One (of the many) thing(s) that stand out for me in both books is the intentionality of the question – what does it mean to be Black? There is a powerful moment in the extraordinary documentary The Color of Fear in which one of the African American participants asks one of the European American participants why it doesn’t freak him out that he’s never even thought about what it means to be white. (Not his exact words, but that was certainly the thrust of it.) It becomes clear that this is one of the differences between these two experiences – whites don’t have to think about their “whiteness” because it is held to be normalized; Blacks, on the other hand, have their blackness thrust in their face every single day. They have to think about it. And this turns out to be a positive.

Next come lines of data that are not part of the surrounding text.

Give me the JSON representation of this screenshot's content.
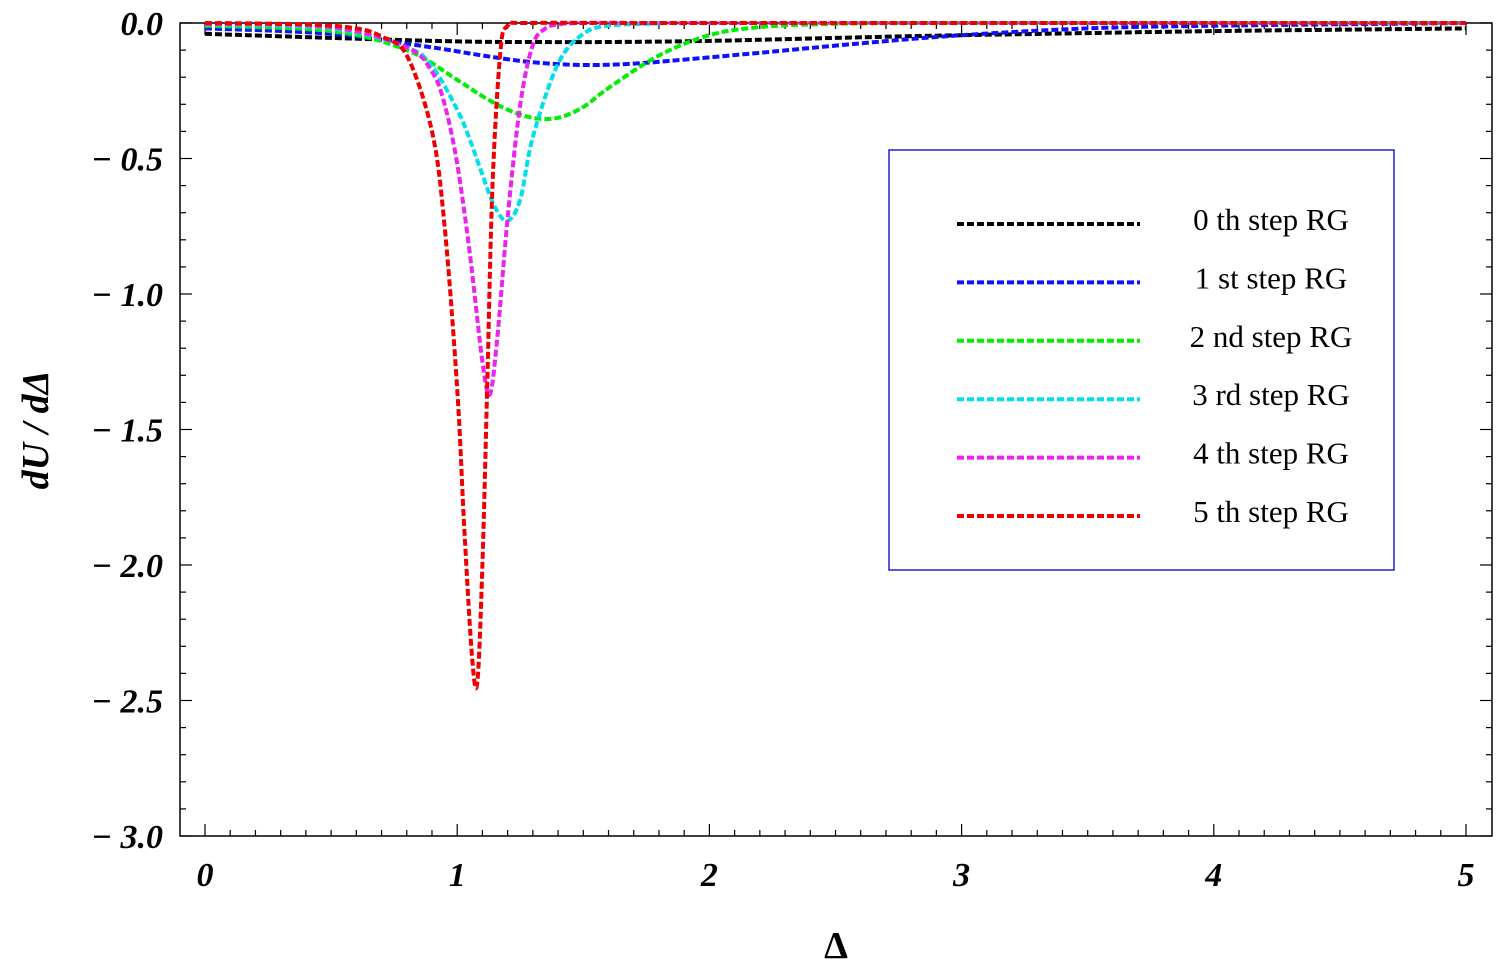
{
  "chart_data": {
    "type": "line",
    "title": "",
    "xlabel": "Δ",
    "ylabel": "dU / dΔ",
    "xlim": [
      0,
      5
    ],
    "ylim": [
      -3.0,
      0.0
    ],
    "x_ticks": [
      0,
      1,
      2,
      3,
      4,
      5
    ],
    "y_ticks": [
      0.0,
      -0.5,
      -1.0,
      -1.5,
      -2.0,
      -2.5,
      -3.0
    ],
    "x_tick_labels": [
      "0",
      "1",
      "2",
      "3",
      "4",
      "5"
    ],
    "y_tick_labels": [
      "0.0",
      "− 0.5",
      "− 1.0",
      "− 1.5",
      "− 2.0",
      "− 2.5",
      "− 3.0"
    ],
    "grid": false,
    "legend_position": "right",
    "line_style": "dashed",
    "series": [
      {
        "name": "0 th step RG",
        "color": "#000000",
        "x": [
          0,
          0.5,
          1.0,
          1.3,
          1.6,
          2.0,
          2.5,
          3.0,
          4.0,
          5.0
        ],
        "y": [
          -0.04,
          -0.055,
          -0.068,
          -0.07,
          -0.07,
          -0.066,
          -0.055,
          -0.045,
          -0.03,
          -0.02
        ]
      },
      {
        "name": "1 st step RG",
        "color": "#1010ff",
        "x": [
          0,
          0.5,
          0.9,
          1.1,
          1.3,
          1.5,
          1.7,
          1.9,
          2.2,
          2.6,
          3.0,
          3.5,
          4.0,
          5.0
        ],
        "y": [
          -0.02,
          -0.04,
          -0.09,
          -0.12,
          -0.145,
          -0.155,
          -0.15,
          -0.135,
          -0.11,
          -0.075,
          -0.045,
          -0.02,
          -0.01,
          0.0
        ]
      },
      {
        "name": "2 nd step RG",
        "color": "#00ee00",
        "x": [
          0,
          0.5,
          0.8,
          1.0,
          1.1,
          1.2,
          1.3,
          1.4,
          1.5,
          1.6,
          1.8,
          2.0,
          2.2,
          2.5,
          3.0,
          5.0
        ],
        "y": [
          -0.01,
          -0.03,
          -0.1,
          -0.21,
          -0.27,
          -0.32,
          -0.35,
          -0.35,
          -0.31,
          -0.24,
          -0.12,
          -0.045,
          -0.015,
          -0.003,
          0.0,
          0.0
        ]
      },
      {
        "name": "3 rd step RG",
        "color": "#00e0e8",
        "x": [
          0,
          0.5,
          0.8,
          0.9,
          1.0,
          1.05,
          1.1,
          1.15,
          1.2,
          1.25,
          1.3,
          1.4,
          1.5,
          1.6,
          1.8,
          2.0,
          5.0
        ],
        "y": [
          -0.005,
          -0.02,
          -0.09,
          -0.16,
          -0.32,
          -0.43,
          -0.56,
          -0.68,
          -0.73,
          -0.65,
          -0.42,
          -0.15,
          -0.04,
          -0.01,
          -0.002,
          0.0,
          0.0
        ]
      },
      {
        "name": "4 th step RG",
        "color": "#ee22ee",
        "x": [
          0,
          0.5,
          0.8,
          0.9,
          0.95,
          1.0,
          1.05,
          1.1,
          1.13,
          1.16,
          1.2,
          1.25,
          1.3,
          1.35,
          1.4,
          1.5,
          2.0,
          5.0
        ],
        "y": [
          -0.003,
          -0.015,
          -0.09,
          -0.18,
          -0.3,
          -0.52,
          -0.85,
          -1.25,
          -1.37,
          -1.15,
          -0.72,
          -0.3,
          -0.08,
          -0.02,
          -0.006,
          0.0,
          0.0,
          0.0
        ]
      },
      {
        "name": "5 th step RG",
        "color": "#ee0000",
        "x": [
          0,
          0.4,
          0.6,
          0.7,
          0.8,
          0.9,
          0.95,
          1.0,
          1.03,
          1.06,
          1.08,
          1.1,
          1.12,
          1.14,
          1.17,
          1.2,
          1.3,
          2.0,
          5.0
        ],
        "y": [
          0.0,
          -0.005,
          -0.02,
          -0.05,
          -0.12,
          -0.4,
          -0.75,
          -1.35,
          -1.9,
          -2.35,
          -2.43,
          -2.0,
          -1.3,
          -0.6,
          -0.12,
          -0.01,
          0.0,
          0.0,
          0.0
        ]
      }
    ]
  }
}
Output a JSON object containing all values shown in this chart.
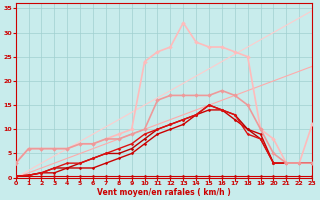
{
  "xlabel": "Vent moyen/en rafales ( km/h )",
  "xlim": [
    0,
    23
  ],
  "ylim": [
    0,
    36
  ],
  "xticks": [
    0,
    1,
    2,
    3,
    4,
    5,
    6,
    7,
    8,
    9,
    10,
    11,
    12,
    13,
    14,
    15,
    16,
    17,
    18,
    19,
    20,
    21,
    22,
    23
  ],
  "yticks": [
    0,
    5,
    10,
    15,
    20,
    25,
    30,
    35
  ],
  "bg_color": "#c8ecec",
  "grid_color": "#a0d0d0",
  "lines": [
    {
      "x": [
        0,
        1,
        2,
        3,
        4,
        5,
        6,
        7,
        8,
        9,
        10,
        11,
        12,
        13,
        14,
        15,
        16,
        17,
        18,
        19,
        20,
        21,
        22,
        23
      ],
      "y": [
        0.3,
        0.3,
        0.3,
        0.3,
        0.3,
        0.3,
        0.3,
        0.3,
        0.3,
        0.3,
        0.3,
        0.3,
        0.3,
        0.3,
        0.3,
        0.3,
        0.3,
        0.3,
        0.3,
        0.3,
        0.3,
        0.3,
        0.3,
        0.3
      ],
      "color": "#cc0000",
      "lw": 0.8,
      "marker": "D",
      "ms": 1.5
    },
    {
      "x": [
        0,
        1,
        2,
        3,
        4,
        5,
        6,
        7,
        8,
        9,
        10,
        11,
        12,
        13,
        14,
        15,
        16,
        17,
        18,
        19,
        20,
        21,
        22,
        23
      ],
      "y": [
        0.3,
        0.5,
        1,
        1,
        2,
        2,
        2,
        3,
        4,
        5,
        7,
        9,
        10,
        11,
        13,
        14,
        14,
        12,
        10,
        9,
        3,
        3,
        3,
        3
      ],
      "color": "#cc0000",
      "lw": 1.0,
      "marker": "D",
      "ms": 1.5
    },
    {
      "x": [
        0,
        1,
        2,
        3,
        4,
        5,
        6,
        7,
        8,
        9,
        10,
        11,
        12,
        13,
        14,
        15,
        16,
        17,
        18,
        19,
        20,
        21,
        22,
        23
      ],
      "y": [
        0.3,
        0.5,
        1,
        2,
        2,
        3,
        4,
        5,
        5,
        6,
        8,
        10,
        11,
        12,
        13,
        15,
        14,
        13,
        10,
        8,
        3,
        3,
        3,
        3
      ],
      "color": "#bb0000",
      "lw": 1.0,
      "marker": "D",
      "ms": 1.5
    },
    {
      "x": [
        0,
        1,
        2,
        3,
        4,
        5,
        6,
        7,
        8,
        9,
        10,
        11,
        12,
        13,
        14,
        15,
        16,
        17,
        18,
        19,
        20,
        21,
        22,
        23
      ],
      "y": [
        0.3,
        0.5,
        1,
        2,
        3,
        3,
        4,
        5,
        6,
        7,
        9,
        10,
        11,
        12,
        13,
        15,
        14,
        13,
        9,
        8,
        3,
        3,
        3,
        3
      ],
      "color": "#dd1111",
      "lw": 1.0,
      "marker": "D",
      "ms": 1.5
    },
    {
      "x": [
        0,
        1,
        2,
        3,
        4,
        5,
        6,
        7,
        8,
        9,
        10,
        11,
        12,
        13,
        14,
        15,
        16,
        17,
        18,
        19,
        20,
        21,
        22,
        23
      ],
      "y": [
        0,
        1,
        2,
        3,
        4,
        5,
        6,
        7,
        8,
        9,
        10,
        11,
        12,
        13,
        14,
        15,
        16,
        17,
        18,
        19,
        20,
        21,
        22,
        23
      ],
      "color": "#ffaaaa",
      "lw": 0.8,
      "marker": null,
      "ms": 0
    },
    {
      "x": [
        0,
        1,
        2,
        3,
        4,
        5,
        6,
        7,
        8,
        9,
        10,
        11,
        12,
        13,
        14,
        15,
        16,
        17,
        18,
        19,
        20,
        21,
        22,
        23
      ],
      "y": [
        0,
        1.5,
        3,
        4.5,
        6,
        7.5,
        9,
        10.5,
        12,
        13.5,
        15,
        16.5,
        18,
        19.5,
        21,
        22.5,
        24,
        25.5,
        27,
        28.5,
        30,
        31.5,
        33,
        34.5
      ],
      "color": "#ffcccc",
      "lw": 0.8,
      "marker": null,
      "ms": 0
    },
    {
      "x": [
        0,
        1,
        2,
        3,
        4,
        5,
        6,
        7,
        8,
        9,
        10,
        11,
        12,
        13,
        14,
        15,
        16,
        17,
        18,
        19,
        20,
        21,
        22,
        23
      ],
      "y": [
        3,
        6,
        6,
        6,
        6,
        7,
        7,
        8,
        9,
        10,
        24,
        26,
        27,
        32,
        28,
        27,
        27,
        26,
        25,
        10,
        8,
        3,
        3,
        11
      ],
      "color": "#ffbbbb",
      "lw": 1.2,
      "marker": "D",
      "ms": 2.0
    },
    {
      "x": [
        0,
        1,
        2,
        3,
        4,
        5,
        6,
        7,
        8,
        9,
        10,
        11,
        12,
        13,
        14,
        15,
        16,
        17,
        18,
        19,
        20,
        21,
        22,
        23
      ],
      "y": [
        3,
        6,
        6,
        6,
        6,
        7,
        7,
        8,
        8,
        9,
        10,
        16,
        17,
        17,
        17,
        17,
        18,
        17,
        15,
        10,
        5,
        3,
        3,
        3
      ],
      "color": "#ee9999",
      "lw": 1.2,
      "marker": "D",
      "ms": 2.0
    }
  ]
}
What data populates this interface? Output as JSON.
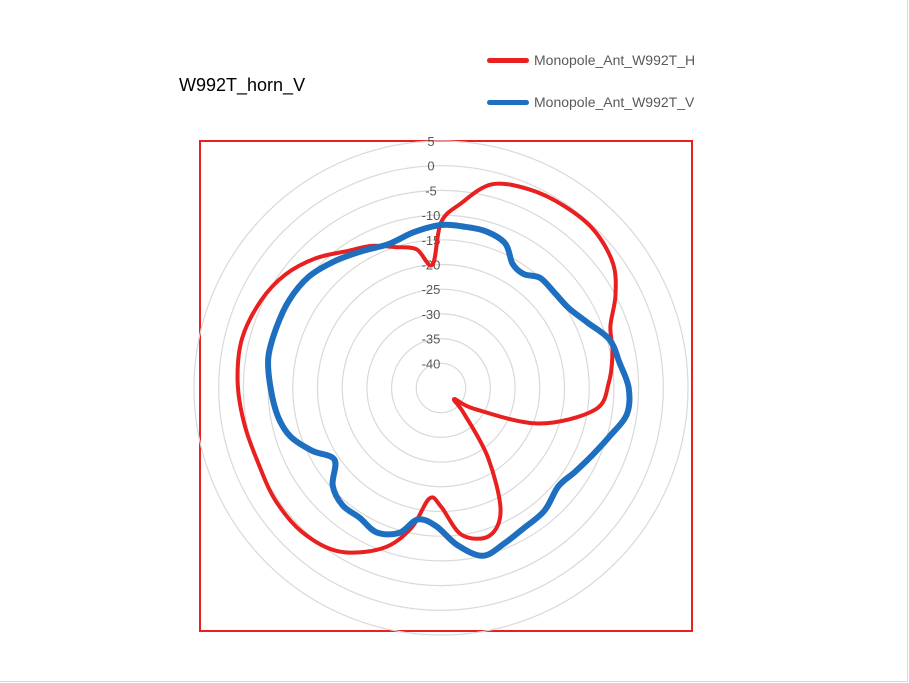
{
  "chart_data": {
    "type": "polar-line",
    "title": "W992T_horn_V",
    "r_ticks": [
      5,
      0,
      -5,
      -10,
      -15,
      -20,
      -25,
      -30,
      -35,
      -40
    ],
    "rlim": [
      -45,
      5
    ],
    "grid": true,
    "legend_position": "top-right",
    "series": [
      {
        "name": "Monopole_Ant_W992T_H",
        "color": "#e8201f",
        "points": [
          [
            0,
            -11.5
          ],
          [
            6,
            -7.5
          ],
          [
            14,
            -2.5
          ],
          [
            24,
            -1.0
          ],
          [
            34,
            -0.5
          ],
          [
            44,
            -0.5
          ],
          [
            54,
            -2.0
          ],
          [
            62,
            -5.0
          ],
          [
            70,
            -8.5
          ],
          [
            78,
            -9.5
          ],
          [
            88,
            -11.0
          ],
          [
            98,
            -13.5
          ],
          [
            110,
            -24.0
          ],
          [
            122,
            -37.0
          ],
          [
            130,
            -41.5
          ],
          [
            138,
            -38.0
          ],
          [
            146,
            -28.0
          ],
          [
            154,
            -17.5
          ],
          [
            162,
            -13.5
          ],
          [
            172,
            -15.0
          ],
          [
            180,
            -21.0
          ],
          [
            186,
            -22.5
          ],
          [
            192,
            -16.0
          ],
          [
            200,
            -10.5
          ],
          [
            212,
            -6.0
          ],
          [
            224,
            -4.5
          ],
          [
            236,
            -4.5
          ],
          [
            248,
            -5.0
          ],
          [
            260,
            -4.5
          ],
          [
            272,
            -3.8
          ],
          [
            284,
            -3.5
          ],
          [
            296,
            -4.5
          ],
          [
            306,
            -6.0
          ],
          [
            316,
            -8.5
          ],
          [
            326,
            -11.5
          ],
          [
            334,
            -13.0
          ],
          [
            342,
            -15.0
          ],
          [
            350,
            -16.5
          ],
          [
            356,
            -20.0
          ],
          [
            360,
            -11.5
          ]
        ]
      },
      {
        "name": "Monopole_Ant_W992T_V",
        "color": "#1f6fc0",
        "points": [
          [
            0,
            -12.0
          ],
          [
            8,
            -12.0
          ],
          [
            16,
            -12.0
          ],
          [
            24,
            -13.0
          ],
          [
            30,
            -16.0
          ],
          [
            36,
            -16.5
          ],
          [
            42,
            -15.0
          ],
          [
            50,
            -15.0
          ],
          [
            58,
            -14.5
          ],
          [
            66,
            -12.5
          ],
          [
            74,
            -9.5
          ],
          [
            82,
            -8.5
          ],
          [
            90,
            -7.0
          ],
          [
            98,
            -7.0
          ],
          [
            106,
            -9.5
          ],
          [
            114,
            -11.5
          ],
          [
            122,
            -13.0
          ],
          [
            130,
            -14.0
          ],
          [
            140,
            -12.5
          ],
          [
            150,
            -12.0
          ],
          [
            158,
            -11.0
          ],
          [
            166,
            -10.0
          ],
          [
            174,
            -13.0
          ],
          [
            182,
            -17.0
          ],
          [
            190,
            -18.0
          ],
          [
            196,
            -14.5
          ],
          [
            204,
            -13.0
          ],
          [
            212,
            -14.0
          ],
          [
            220,
            -14.0
          ],
          [
            228,
            -15.5
          ],
          [
            236,
            -19.0
          ],
          [
            244,
            -16.0
          ],
          [
            252,
            -13.0
          ],
          [
            260,
            -11.5
          ],
          [
            270,
            -10.5
          ],
          [
            280,
            -9.5
          ],
          [
            290,
            -9.5
          ],
          [
            300,
            -9.5
          ],
          [
            310,
            -10.0
          ],
          [
            320,
            -11.5
          ],
          [
            330,
            -13.0
          ],
          [
            340,
            -14.0
          ],
          [
            350,
            -13.0
          ],
          [
            360,
            -12.0
          ]
        ]
      }
    ]
  }
}
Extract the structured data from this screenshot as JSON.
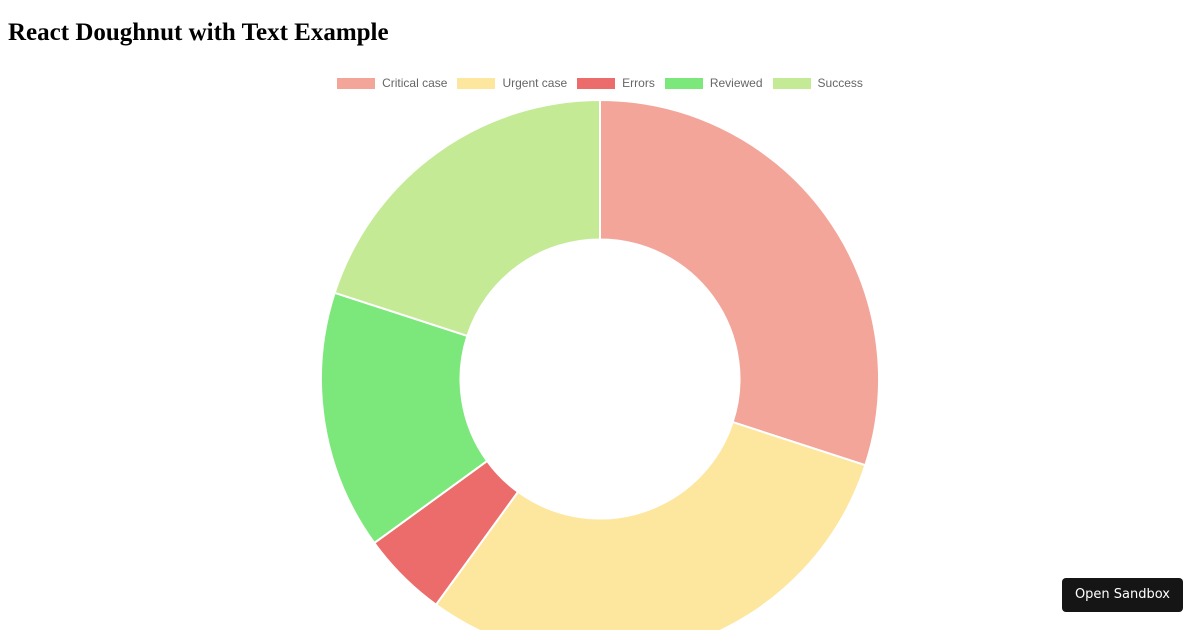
{
  "page": {
    "title": "React Doughnut with Text Example"
  },
  "chart_data": {
    "type": "doughnut",
    "categories": [
      "Critical case",
      "Urgent case",
      "Errors",
      "Reviewed",
      "Success"
    ],
    "values": [
      30,
      30,
      5,
      15,
      20
    ],
    "colors": [
      "#f3a59a",
      "#fde69e",
      "#ec6b6b",
      "#7ce87c",
      "#c4ea96"
    ],
    "title": "",
    "legend": "top",
    "cutout": 0.5
  },
  "sandbox": {
    "label": "Open Sandbox"
  }
}
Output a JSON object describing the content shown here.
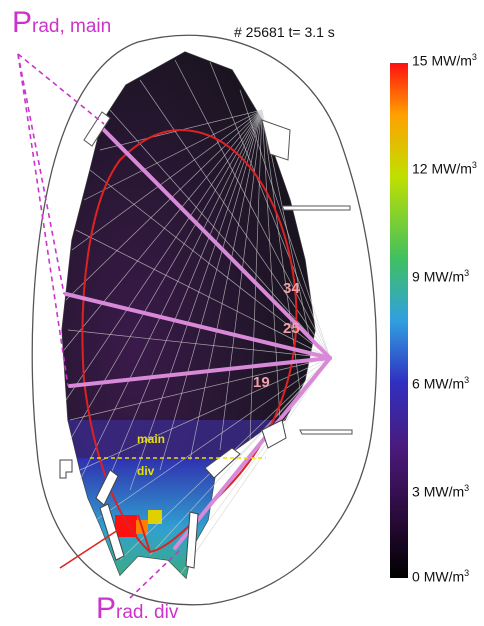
{
  "annotations": {
    "prad_main": {
      "big": "P",
      "sub": "rad, main"
    },
    "prad_div": {
      "big": "P",
      "sub": "rad. div"
    },
    "shot_title": "# 25681 t= 3.1 s",
    "region_main": "main",
    "region_div": "div",
    "channels": [
      "34",
      "25",
      "19"
    ]
  },
  "colorbar": {
    "unit": "MW/m",
    "unit_exponent": "3",
    "tick_values": [
      "15",
      "12",
      "9",
      "6",
      "3",
      "0"
    ],
    "range": [
      0,
      15
    ],
    "colors": [
      "#000000",
      "#4a1a6a",
      "#3030c0",
      "#30a0e0",
      "#40c060",
      "#c0e000",
      "#ffa000",
      "#ff1010"
    ]
  },
  "colors": {
    "annotation": "#cc33cc",
    "separatrix": "#dd2222",
    "region_line": "#e8e000",
    "channel_text": "#f0a0a8"
  }
}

Above the entrance to the famous Oracle of Delphi in Greece were carved the words, “Know Thyself.” This is not always an easy thing, to be intentionally, consciously exploring our own identity. Yet this is, of course, one of the purposes of the religious endeavor – to ask ourselves what it is we believe about ourselves, about one another, about the world and the universe around us. Then we can look at how we live in the world – how we behave, what we do – and see how that aligns with who we have learned we are. Sometimes this calls for a change in behavior; sometimes it calls for a revision of our self-understanding. Always the process continues – reflection/action, reflection/action . . .
This is important for congregations, too. Who is Thomas Jefferson Memorial Church? What does it mean to be a Unitarian Universalist congregation? What does it mean to be this UU congregation in this place at this time? And from this, of course, then action/reflection, action/reflection . . .
For now, I toss out the questions. As we continue “cultivating connections,” let’s see where those connections lead us.